First, calculate ΔTf for the entire initial mixture (62 g ethylene glycol + 250 g water):
Number of moles of ethylene glycol = $n_{\text{solute}} = \frac{62\text{ g}}{62\text{ g mol}^{-1}} = 1\text{ mol}$
Mass of solvent in kg = $\frac{250\text{ g}}{1000} = 0.250\text{ kg}$
Molality, $m = \frac{n_{\text{solute}}}{\text{kg of solvent}} = \frac{1}{0.250} = 4\text{ mol kg}^{-1}$
Thus,
$$
\Delta T_f = K_f \times m = 1.86 \times 4 = 7.44\text{ K}
$$
The freezing point of pure water is 0 °C. Therefore, the freezing point Tf of the original solution is:
$$
T_f = 0^\circ\text{C} - 7.44^\circ\text{C} = -7.44^\circ\text{C}
$$
Step 3: Recognize the Further Cooling and Ice Formation
The solution will not start to freeze until it reaches its freezing point of −7.44 °C. Now the temperature is lowered further to −10 °C. Below −7.44 °C, some of the water will separate out as ice, so the liquid portion that remains in solution will have less solvent (water). This in turn increases the molality of the remaining liquid solution.
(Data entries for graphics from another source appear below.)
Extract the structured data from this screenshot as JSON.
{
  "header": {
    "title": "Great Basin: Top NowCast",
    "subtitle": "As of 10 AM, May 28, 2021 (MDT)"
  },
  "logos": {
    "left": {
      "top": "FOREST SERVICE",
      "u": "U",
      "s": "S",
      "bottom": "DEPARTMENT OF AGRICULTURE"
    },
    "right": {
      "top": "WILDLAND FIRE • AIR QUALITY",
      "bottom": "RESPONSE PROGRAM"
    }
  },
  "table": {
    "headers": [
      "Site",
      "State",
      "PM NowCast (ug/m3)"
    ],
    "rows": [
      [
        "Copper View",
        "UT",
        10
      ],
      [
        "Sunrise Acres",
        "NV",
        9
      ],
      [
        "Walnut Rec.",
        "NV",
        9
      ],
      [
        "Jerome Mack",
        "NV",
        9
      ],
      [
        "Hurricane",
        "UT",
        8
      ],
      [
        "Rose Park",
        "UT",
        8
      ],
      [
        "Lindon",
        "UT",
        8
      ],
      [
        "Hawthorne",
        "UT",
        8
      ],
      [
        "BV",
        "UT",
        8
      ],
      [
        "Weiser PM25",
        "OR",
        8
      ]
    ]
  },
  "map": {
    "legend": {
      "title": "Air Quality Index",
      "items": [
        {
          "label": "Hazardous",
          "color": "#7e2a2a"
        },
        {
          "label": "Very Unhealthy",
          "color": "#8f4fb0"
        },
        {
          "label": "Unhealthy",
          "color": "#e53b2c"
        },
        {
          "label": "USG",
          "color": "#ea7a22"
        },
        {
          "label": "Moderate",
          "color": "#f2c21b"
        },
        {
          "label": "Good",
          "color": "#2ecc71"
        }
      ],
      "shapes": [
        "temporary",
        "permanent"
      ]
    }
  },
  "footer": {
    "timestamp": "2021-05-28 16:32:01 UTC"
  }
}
Step 4: Determine the Mass of Water Remaining in Liquid Phase
Let Wl be the mass of water (in g) still present in the liquid solution at −10 °C. The new freezing point depression ΔTf,new is 10 °C because the solution’s freezing point is at −10 °C now:
$$
\Delta T_{f,\text{new}} = 10 = K_f \times \frac{n_{\text{solute}}}{\text{kg of solvent in liquid}}
$$
Since the solute (ethylene glycol) does not freeze out, its moles remain the same (1 mole). Hence,
$$
10 = 1.86 \times \frac{1}{W_l/1000}
$$
Here, $W_l/1000$ is the mass of liquid water in kilograms. Solving for $W_l$:
$$
10 = 1.86 \times \frac{1000}{W_l} \quad \Longrightarrow \quad
\frac{10 \times W_l}{1.86} = 1000 \quad \Longrightarrow \quad
W_l = \frac{1000 \times 1.86}{10} = 186\text{ g}
$$
Therefore, 186 g of water remains in the liquid phase at −10 °C.
Step 5: Calculate the Amount of Water Separated as Ice
Initially, there were 250 g of water. If 186 g of water remain in the liquid phase, the rest has frozen out as ice:
$$
\text{Mass of water frozen as ice} = 250\text{ g} - 186\text{ g} = 64\text{ g}
$$
Hence, 64 g of water separate out as ice.
Final Answer
64 g of water is separated as ice.